SAN FRANCISCO Interim San Francisco Mayor Ed Lee led a field of 16 candidates on Tuesday in his bid to become the first elected mayor of Chinese descent in a city where Chinese-Americans account for a quarter of the population.
With all 429 precincts reporting, the one-time civil rights lawyer and career civil servant had garnered nearly 32 percent of the vote tabulated so far, well below the simple majority he needed for outright victory.
His closest rival, Board of Supervisors member John Avalos, one of the most left-leaning candidates in the heavily Democratic city, was trailing in second place with almost 19 percent of the vote.
Still to be counted in the nonpartisan race, however, were mail-in ballots that were not received until Election Day, provisional ballots cast at polling places and write-in votes.

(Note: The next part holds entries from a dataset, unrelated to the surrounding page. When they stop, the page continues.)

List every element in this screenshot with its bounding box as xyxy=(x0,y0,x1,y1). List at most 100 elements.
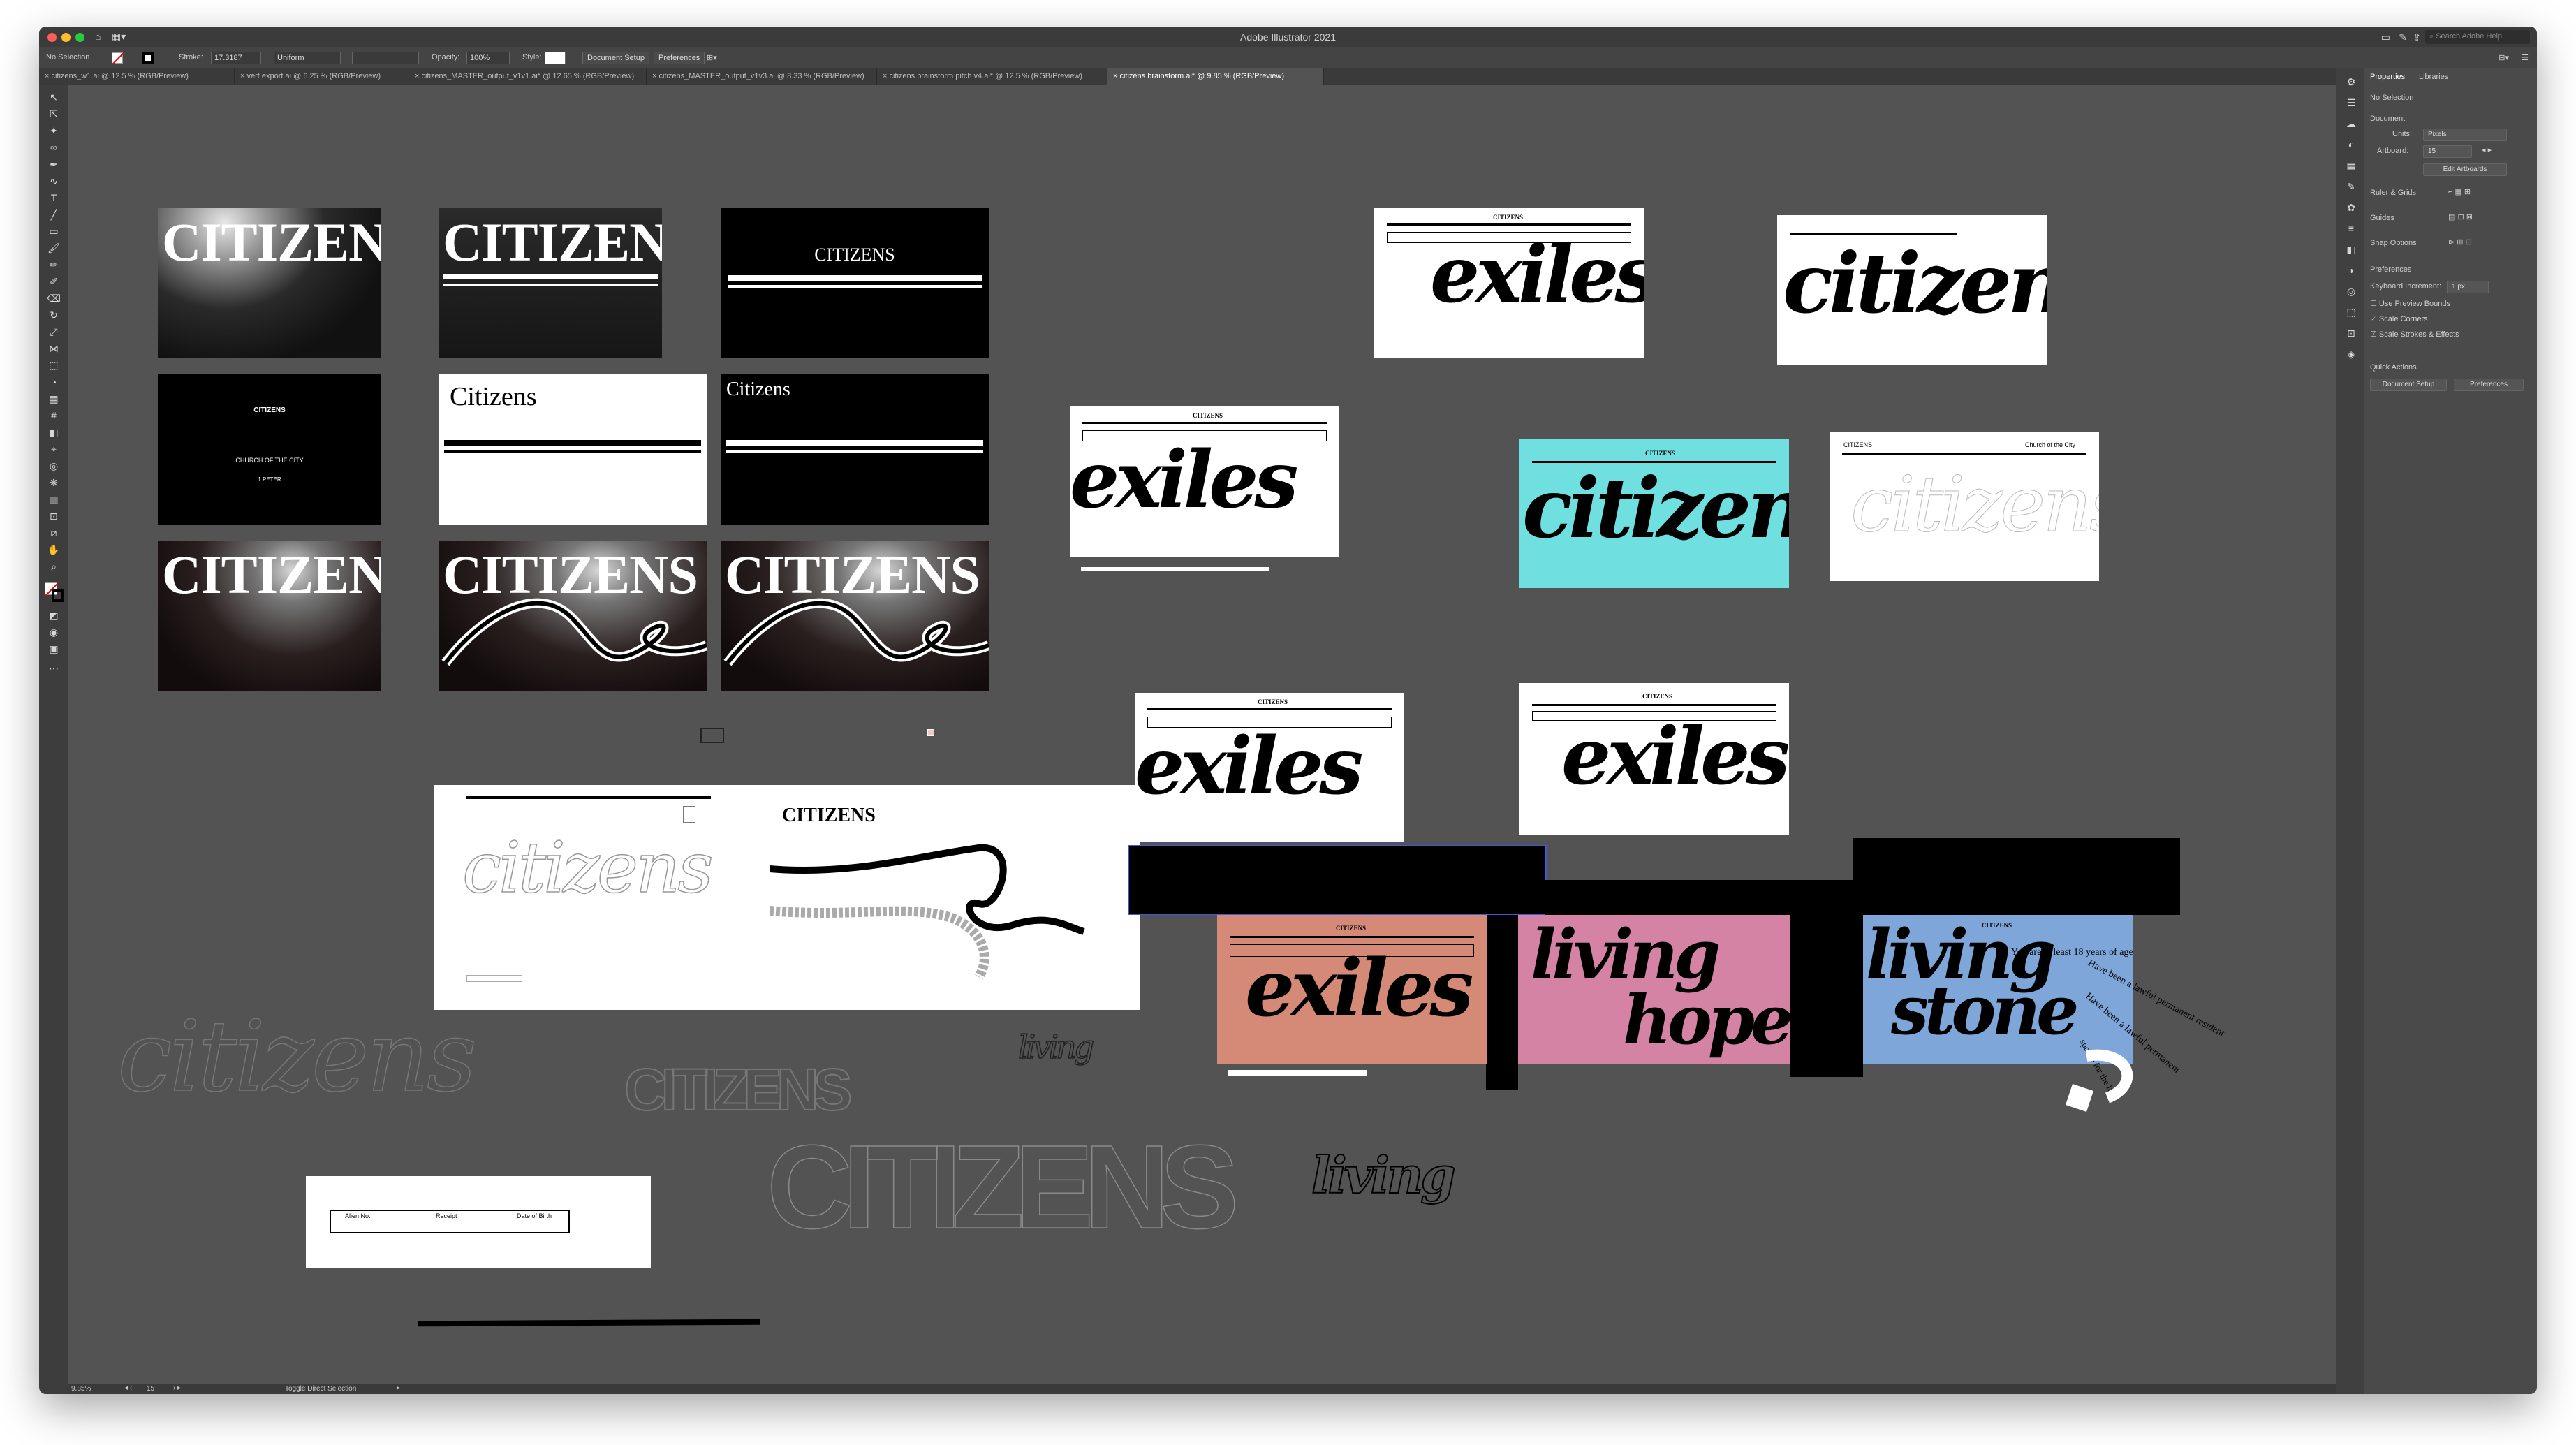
artboard-citizens-ribbon-2[interactable]: CITIZENS xyxy=(721,541,989,691)
eraser-tool-icon[interactable]: ⌫ xyxy=(46,292,61,305)
hand-tool-icon[interactable]: ✋ xyxy=(46,543,61,556)
graphic-style-swatch[interactable] xyxy=(545,52,566,64)
tab-document[interactable]: × citizens_w1.ai @ 12.5 % (RGB/Preview) xyxy=(39,68,235,85)
paintbrush-tool-icon[interactable]: 🖌 xyxy=(46,242,61,254)
citizens-outline-script[interactable]: citizens xyxy=(117,999,477,1115)
artboard-nav-icon[interactable]: ◂ ▸ xyxy=(2482,145,2492,154)
artboard-exiles-coral[interactable]: CITIZENS exiles xyxy=(1217,915,1487,1064)
transform-icon[interactable]: ⬚ xyxy=(2343,306,2359,318)
width-tool-icon[interactable]: ⋈ xyxy=(46,342,61,355)
citizens-outline-caps-large[interactable]: CITIZENS xyxy=(766,1119,1239,1256)
tab-libraries[interactable]: Libraries xyxy=(2419,73,2448,81)
swatches-icon[interactable]: ▦ xyxy=(2343,159,2359,172)
stroke-weight-field[interactable]: 17.3187 xyxy=(211,52,261,64)
pen-tool-icon[interactable]: ✒ xyxy=(46,158,61,170)
quick-preferences-button[interactable]: Preferences xyxy=(2454,379,2524,391)
opacity-field[interactable]: 100% xyxy=(466,52,510,64)
symbols-icon[interactable]: ✿ xyxy=(2343,201,2359,214)
artboard-citizens-cloud[interactable]: CITIZENS xyxy=(158,208,381,358)
scale-strokes-checkbox[interactable]: ☑ Scale Strokes & Effects xyxy=(2370,330,2459,339)
arrange-icon[interactable]: ⊞▾ xyxy=(707,53,717,62)
lasso-tool-icon[interactable]: ∞ xyxy=(46,141,61,154)
zoom-level[interactable]: 9.85% xyxy=(71,1385,91,1393)
white-stroke[interactable] xyxy=(1228,1070,1367,1076)
slice-tool-icon[interactable]: ⧄ xyxy=(46,527,61,539)
fill-swatch[interactable] xyxy=(112,52,124,65)
canvas[interactable]: CITIZENS CITIZENS CITIZENS CITIZENS CHUR… xyxy=(68,85,2366,1394)
artboard-exiles-form[interactable]: CITIZENS exiles xyxy=(1374,208,1644,358)
artboard-citizens-sketch[interactable]: citizens CITIZENS xyxy=(434,785,1140,1010)
libraries-icon[interactable]: ☁ xyxy=(2343,117,2359,130)
artboard-citizens-cloud-2[interactable]: CITIZENS xyxy=(158,541,381,691)
artboard-form-strip[interactable]: Alien No. Receipt Date of Birth xyxy=(306,1176,651,1268)
tab-document[interactable]: × citizens_MASTER_output_v1v1.ai* @ 12.6… xyxy=(409,68,647,85)
artboard-exiles-form-2[interactable]: CITIZENS exiles xyxy=(1070,406,1339,557)
magic-wand-icon[interactable]: ✦ xyxy=(46,124,61,137)
stroke-color-icon[interactable] xyxy=(52,589,64,602)
anchor-point[interactable] xyxy=(927,729,934,736)
pencil-tool-icon[interactable]: ✏ xyxy=(46,258,61,271)
curvature-tool-icon[interactable]: ∿ xyxy=(46,175,61,187)
stroke-line[interactable] xyxy=(417,1319,760,1327)
snap-toggle-icon[interactable]: ⊳ ⊞ ⊡ xyxy=(2448,237,2472,247)
artboard-citizens-black[interactable]: Citizens xyxy=(721,374,989,525)
properties-icon[interactable]: ⚙ xyxy=(2343,75,2359,88)
draw-mode-icon[interactable]: ◉ xyxy=(46,626,61,638)
symbol-sprayer-tool-icon[interactable]: ❋ xyxy=(46,476,61,489)
shaper-tool-icon[interactable]: ✐ xyxy=(46,275,61,288)
stroke-icon[interactable]: ≡ xyxy=(2343,222,2359,235)
quick-document-setup-button[interactable]: Document Setup xyxy=(2370,379,2447,391)
guides-toggle-icon[interactable]: ▤ ⊟ ⊠ xyxy=(2448,212,2473,221)
layers-stack-icon[interactable]: ◈ xyxy=(2343,348,2359,360)
artboard-citizens-ribbon[interactable]: CITIZENS xyxy=(439,541,707,691)
artboard-number-field[interactable]: 15 xyxy=(2423,145,2472,158)
search-help-field[interactable]: ⌕ Search Adobe Help xyxy=(2425,30,2530,44)
black-rect[interactable] xyxy=(1486,915,1518,1090)
tab-document[interactable]: × citizens_MASTER_output_v1v3.ai @ 8.33 … xyxy=(647,68,877,85)
status-menu-icon[interactable]: ▸ xyxy=(397,1384,400,1392)
edit-artboards-button[interactable]: Edit Artboards xyxy=(2423,163,2507,176)
artboard-church-title[interactable]: CITIZENS CHURCH OF THE CITY 1 PETER xyxy=(158,374,381,525)
living-small-sketch[interactable]: living xyxy=(1017,1027,1095,1066)
status-mode[interactable]: Toggle Direct Selection xyxy=(285,1385,356,1393)
ruler-toggle-icon[interactable]: ⌐ ▦ ⊞ xyxy=(2448,187,2471,196)
line-tool-icon[interactable]: ╱ xyxy=(46,208,61,221)
screen-mode-icon[interactable]: ▣ xyxy=(46,643,61,655)
empty-frame[interactable] xyxy=(700,728,724,743)
tab-document[interactable]: × vert export.ai @ 6.25 % (RGB/Preview) xyxy=(235,68,409,85)
black-rect[interactable] xyxy=(1545,880,1855,915)
transparency-icon[interactable]: ◑ xyxy=(2343,264,2359,277)
stroke-swatch[interactable] xyxy=(142,52,154,64)
panel-menu-icon[interactable]: ☰ xyxy=(2522,53,2529,62)
appearance-icon[interactable]: ◎ xyxy=(2343,285,2359,298)
artboard-citizens-cyan[interactable]: CITIZENS citizens xyxy=(1519,439,1789,588)
edit-toolbar-icon[interactable]: ⋯ xyxy=(46,662,61,675)
use-preview-bounds-checkbox[interactable]: ☐ Use Preview Bounds xyxy=(2370,299,2450,308)
align-icon[interactable]: ⊟▾ xyxy=(2498,53,2509,62)
artboard-citizens-faint[interactable]: CITIZENS Church of the City citizens xyxy=(1830,432,2099,581)
artboard-exiles-form-3[interactable]: CITIZENS exiles xyxy=(1135,693,1404,842)
artboard-citizens-small[interactable]: CITIZENS xyxy=(721,208,989,358)
scale-tool-icon[interactable]: ⤢ xyxy=(46,325,61,338)
artboard-citizens-white[interactable]: Citizens xyxy=(439,374,707,525)
artboard-nav-prev-icon[interactable]: ◂ ‹ xyxy=(124,1384,132,1392)
shape-builder-tool-icon[interactable]: ◔ xyxy=(46,376,61,388)
mesh-tool-icon[interactable]: # xyxy=(46,409,61,422)
type-tool-icon[interactable]: T xyxy=(46,191,61,204)
brush-definition[interactable] xyxy=(352,52,419,64)
perspective-grid-tool-icon[interactable]: ▦ xyxy=(46,393,61,405)
artboard-living-hope[interactable]: living hope xyxy=(1518,915,1790,1064)
tab-document-active[interactable]: × citizens brainstorm.ai* @ 9.85 % (RGB/… xyxy=(1107,68,1324,85)
selected-black-rect[interactable] xyxy=(1128,845,1547,915)
brushes-icon[interactable]: ✎ xyxy=(2343,180,2359,193)
keyboard-increment-field[interactable]: 1 px xyxy=(2447,281,2489,293)
citizens-outline-caps[interactable]: CITIZENS xyxy=(624,1056,853,1124)
share-icon[interactable]: ⇪ xyxy=(2413,31,2421,43)
direct-selection-tool-icon[interactable]: ⇱ xyxy=(46,108,61,120)
artboards-icon[interactable]: ⊡ xyxy=(2343,327,2359,339)
blend-tool-icon[interactable]: ◎ xyxy=(46,460,61,472)
artboard-number[interactable]: 15 xyxy=(147,1385,154,1393)
graph-tool-icon[interactable]: ▥ xyxy=(46,493,61,506)
tab-document[interactable]: × citizens brainstorm pitch v4.ai* @ 12.… xyxy=(877,68,1107,85)
artboard-nav-next-icon[interactable]: › ▸ xyxy=(173,1384,181,1392)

Further complicating the outcome is the city's unusual "ranked-choice" voting system, in which second and third choices of candidates declared by voters come into play to determine the winner if no candidate initially draws a majority.
Lee, who was appointed by the Board of Supervisors on an interim basis last fall when then-Mayor Gavin Newsom was elected lieutenant governor, campaigned as a pragmatist who could best tackle the city's chronic budget problems.
He has enjoyed strong support from the city's business community, as well as backing from Newsom, former Mayor Willie Brown and leaders of the Chinese-American community.
"The early returns are indicative that the public has decided they want the work we are doing," he said on Tuesday night in an interview aired on KPIX-TV.
City election officials said it could take two weeks or more to process all of the ballots and officially determine a victor.
Absent a simple majority of first-choice votes, the candidate with the fewest first choices is eliminated and voters who chose that candidate will have their vote given to their second-choice candidate, and all votes will be recounted.
The process is repeated until one candidate winds up with 50 percent plus one, a system that can throw the election to a candidate other than the one who started out with a plurality of first-choice votes -- in this case Lee.